Pero sobre todo hemos pasado a una carencia fundamental de palabras y arrestos para abordar —y para identificar— el drama y la tragedia, la maldad y los malvados. Desde el mismo seno del Barroco se alzaron las voces que corregían lo que sin embargo fue, se quiera o no, “uno de los legados más conmovedores y persuasivos de la cultura de Occidente”, en palabras de Fernando Rodríguez de la Flor. Fue Spinoza quien argumentó en su Ética que “el hombre libre en nada piensa menos que en la muerte, y su sabiduría no es una mediación de la muerte, sino de la vida”. Lo escribió en una época en la que la sabiduría parecía ser meditación sobre la muerte y en que el hombre, o las estrategias retóricas predominantes de ese hombre, concentraban sobremanera su pensamiento en ella. Liberarse el hombre era pues liberarse de los excesos de esa consideración. Pero no, pensamos, hasta el punto de que el necesario alejamiento del carácter dramático de nuestra mirada —tan hispánico a veces— se tenga por fuerza que disolver postmodernamente de tal modo que aboque a la bobada. No para que esa liberación de la obsesión dramática nos haga súbditos de la tonteriíta como estrategia retórica y actuación humana, rendidos vasallos de la desconsideración de las palabras, y por lo tanto de las personas, incluso, o sobre todo, en las ocasiones más álgidas.
Un Barroco al revés se nos puede antojar nuestra época, un barroco de la insulsez y la disolución, una época de infantiles globitos de colores y palabritas como pompitas de jabón para el tornasol de nuestros disueltos y cobardes sentimientos. De la obsesiva meditación retórica sobre la muerte a la muerte obsesiva de la meditación sobre ella.
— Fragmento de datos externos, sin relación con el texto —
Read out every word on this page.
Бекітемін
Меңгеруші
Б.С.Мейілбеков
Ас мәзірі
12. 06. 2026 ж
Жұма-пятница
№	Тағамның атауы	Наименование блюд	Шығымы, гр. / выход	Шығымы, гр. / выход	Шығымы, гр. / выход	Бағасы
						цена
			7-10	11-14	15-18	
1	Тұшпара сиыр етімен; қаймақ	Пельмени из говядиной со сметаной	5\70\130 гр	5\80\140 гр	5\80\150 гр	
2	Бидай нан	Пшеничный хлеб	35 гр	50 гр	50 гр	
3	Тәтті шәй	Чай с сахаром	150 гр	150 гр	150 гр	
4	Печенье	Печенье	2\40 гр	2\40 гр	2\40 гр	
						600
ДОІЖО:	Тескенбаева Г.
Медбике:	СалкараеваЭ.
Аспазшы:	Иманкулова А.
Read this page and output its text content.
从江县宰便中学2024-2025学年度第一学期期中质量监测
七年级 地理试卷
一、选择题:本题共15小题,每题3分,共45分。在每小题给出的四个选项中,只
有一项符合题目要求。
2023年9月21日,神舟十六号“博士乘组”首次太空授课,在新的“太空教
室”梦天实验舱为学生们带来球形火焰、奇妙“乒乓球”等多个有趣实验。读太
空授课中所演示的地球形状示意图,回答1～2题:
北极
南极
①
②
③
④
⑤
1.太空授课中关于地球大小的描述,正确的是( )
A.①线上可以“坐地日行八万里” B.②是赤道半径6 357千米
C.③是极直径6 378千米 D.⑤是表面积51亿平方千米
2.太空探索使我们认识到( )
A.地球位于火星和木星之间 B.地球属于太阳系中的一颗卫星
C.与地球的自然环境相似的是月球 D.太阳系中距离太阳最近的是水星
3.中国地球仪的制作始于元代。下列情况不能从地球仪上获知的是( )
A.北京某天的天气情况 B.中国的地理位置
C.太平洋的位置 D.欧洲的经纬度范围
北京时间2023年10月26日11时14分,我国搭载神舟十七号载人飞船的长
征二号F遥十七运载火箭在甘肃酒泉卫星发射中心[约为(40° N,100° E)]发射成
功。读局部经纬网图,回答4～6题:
Ni tanto ni tan calvos, podría decirse sólo con una gota de sensatez.
Quién, desde el seno mismo de nuestra bonita época, será capaz de sugerir, haciéndose eco juguetón de Spinoza, algo así como “el hombre libre en nada piensa menos que en dar gato por liebre, y su sabiduría no es una picardía de la sustitución y el mirar para otro lado, sino una íntegra consideración de la vida”.
Si, como agravante, una de las formas del embrutecimiento del pensamiento consiste, como arriba hemos dicho, en su falta de consideración de lo otro y los otros, y la muerte es, con toda evidencia, lo otro fundamental, entonces dejar de pensar en ella, quitársela de encima por el bonito procedimiento de ponerse un globito delante de los ojos, cabe que nos escore peligrosamente hacia el lado de los brutos y los necios.
Por supuesto que no había en toda la enorme concurrencia a ese funeral por la pobre chica una sola pancarta, letrero o grito, que clamase contra los verdugos y se enfrentara al horror concreto de la maldad. Me parecieron ya políticos, o votantes de políticos, que rehuían cobardemente, con bonituras como estrategias de persuasión propia y ajena, lo decisivo. Y entre lo decisivo, el tratar de llamar a las cosas por el nombre que lo mejor de la civilización se esfuerza siempre en que esté lo más cercano y sea lo más leal a las cosas, desmontando cada vez las retóricas del momento y poniendo el dedo en la llaga de los dispositivos que, uno tras otro, dicen y al mismo tiempo sustituyen lo que sentimos y pensamos. Llamar, por lo menos en los momentos decisivos, brutalidad a la brutalidad, terrible a lo terrible y asesino a quien efectivamente mata, sin volvernos de espaldas a mirar y dejarnos obnubilar por globitos ni mariposillas de ningún género ni estar deseando, por lo que más quieran, que nos los indiquen para hacerlo.